Experimental data has previously shown that GM-CSF induces IL-23 in APCs, which in turn induces GM-CSF expression by TH17 cells, resulting in amplification of the inflammatory response, the authors note. TH1 cells also produced GM-CSF and responded to IL-1β by increasing GM-CSF production, which means they are another possible source of GM-CSF in EAE. However, the authors continue, it has also been shown that most CNS-infiltrating TH1 cells actually originate from TH17 cells. “A plausible model can be proposed in which TH17 cells and their TH1 progeny (ex-TH17 cells) are essential in EAE, which includes the bulk of GM-CSF production, whereas classical TH1 cells have a marginal role,” Dr. Rostami’s team claims. “We propose a positive feedback loop whereby IL-23 produced by APCs induces GM-CSF production by TH17 cells, which in turn stimulates IL-23 production in APCs. Greater and/or prolonged production of IL-23 results in stronger and longer lasting TH17 responses, causing more profound inflammation.”
Dr. Codarri’s team has similarly implicated IL-23, along with the transcription factor RORγt, as driving expression of GM-CSF in helper T cells.
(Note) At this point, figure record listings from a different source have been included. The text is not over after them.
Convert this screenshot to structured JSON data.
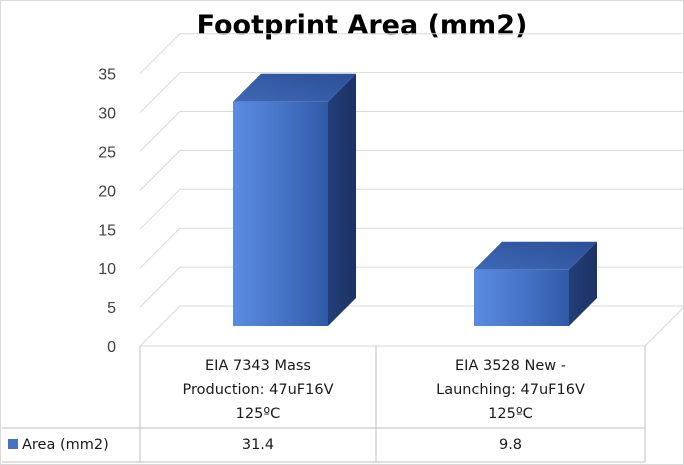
{
  "chart_data": {
    "type": "bar",
    "title": "Footprint Area (mm2)",
    "categories": [
      [
        "EIA 7343 Mass",
        "Production: 47uF16V",
        "125ºC"
      ],
      [
        "EIA 3528 New -",
        "Launching: 47uF16V",
        "125ºC"
      ]
    ],
    "series": [
      {
        "name": "Area (mm2)",
        "values": [
          31.4,
          9.8
        ],
        "color": "#4472C4"
      }
    ],
    "data_table": {
      "legend_label": "Area (mm2)",
      "values": [
        "31.4",
        "9.8"
      ]
    },
    "ylim": [
      0,
      35
    ],
    "y_ticks": [
      "0",
      "5",
      "10",
      "15",
      "20",
      "25",
      "30",
      "35"
    ],
    "grid": true,
    "legend": "in data table",
    "style": "3d-column"
  }
}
Their research in addition showed that IL-12, interferon-γ (IFN-γ), and IL-27 acted as negative regulators.
They found that mice injected with T helper triggered to produce GM-CSF had a significantly earlier onset of EAE and greater disease severity than did recipients of cells polarized to secrete IFN-γ or IL-17. Also concurring with the Jefferson team’s findings, the Zurich team found that treating mice with an anti-GM-CSF antibody significantly reduced the severity of TH17 cell- or IFN-γ-secreting TH1 cell-mediated EAE. “This indicates that the secretion of GM-CSF is a critical feature for the encephalitogenicity of helper T cells in vivo regardless of whether they are polarized in vitro toward a TH17 or TH1 phenotype,” the team states.
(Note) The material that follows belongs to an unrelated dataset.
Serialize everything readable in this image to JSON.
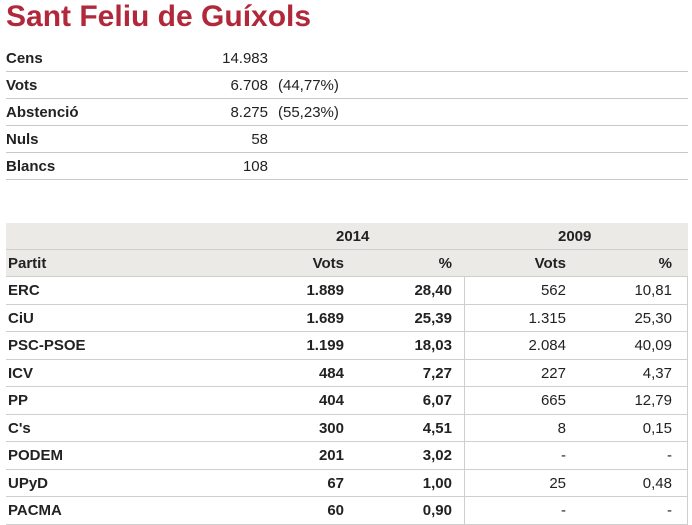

Significantly, T cells lacking GM-CSF completely failed to induce EAE, whereas the loss of IFN-γ or IL-17A only minimally impaired T cell pathogenicity. And in mice injected with T cells that only produced GM-CSF or IL-17A or IFN-γ, it was the animals receiving the GM-CSF-expressing cells that developed the most severe EAE. This importance of GM-CSF over IL-17A or IFN-γ was upheld in studies of T cells taken from mice which were doubly deficient in both IFN-γ and IL-17A. When these T cells were reactivated and transferred into wild-type recipient mice, the resulting disease profile in treated animals was the same as in mice administered with wild-type T cells.
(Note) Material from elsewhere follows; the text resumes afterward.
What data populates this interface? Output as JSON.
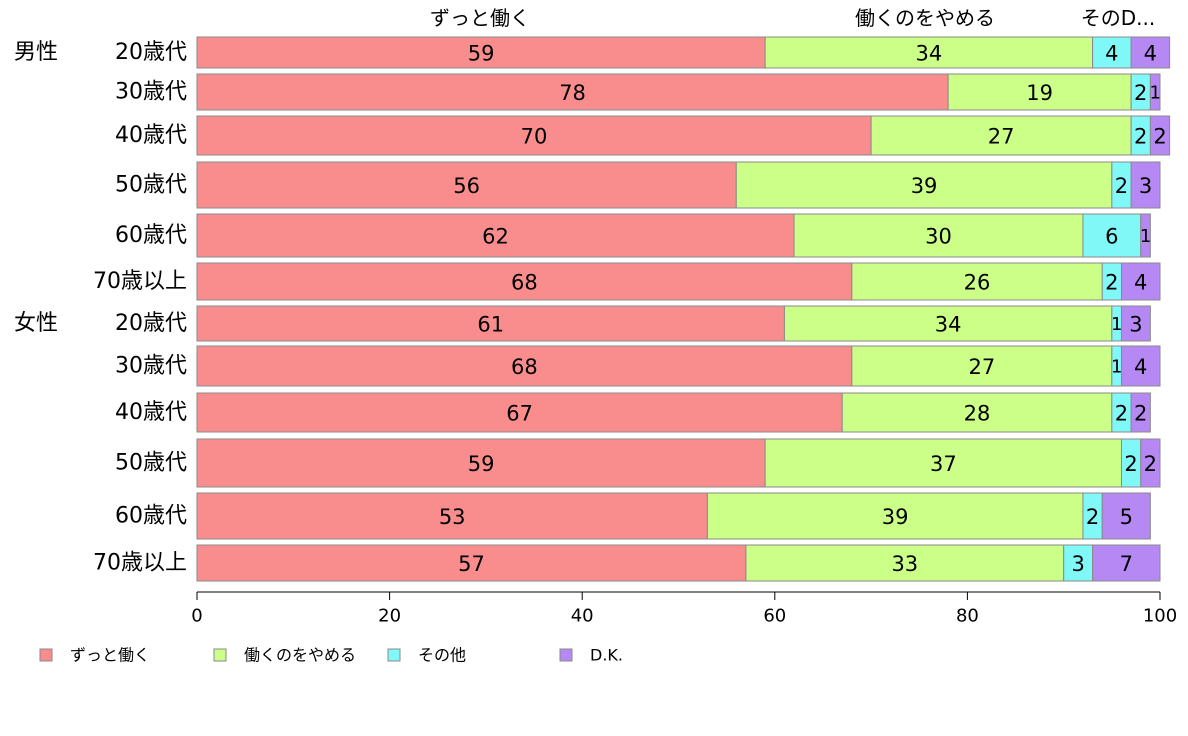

Further tests in mice showed that GM-CSF acts at least in part to stimulate the infiltration of myeloid cells into the CNS. “Conceptually, the finding that of all known T cell cytokines, GM-CSF seems to be the only one absolutely essential for endowing T cells with pathogenic properties links invasion of the CNS by T cells with the activation and maturation of cells belonging to the myeloid lineage,” the researchers concluded.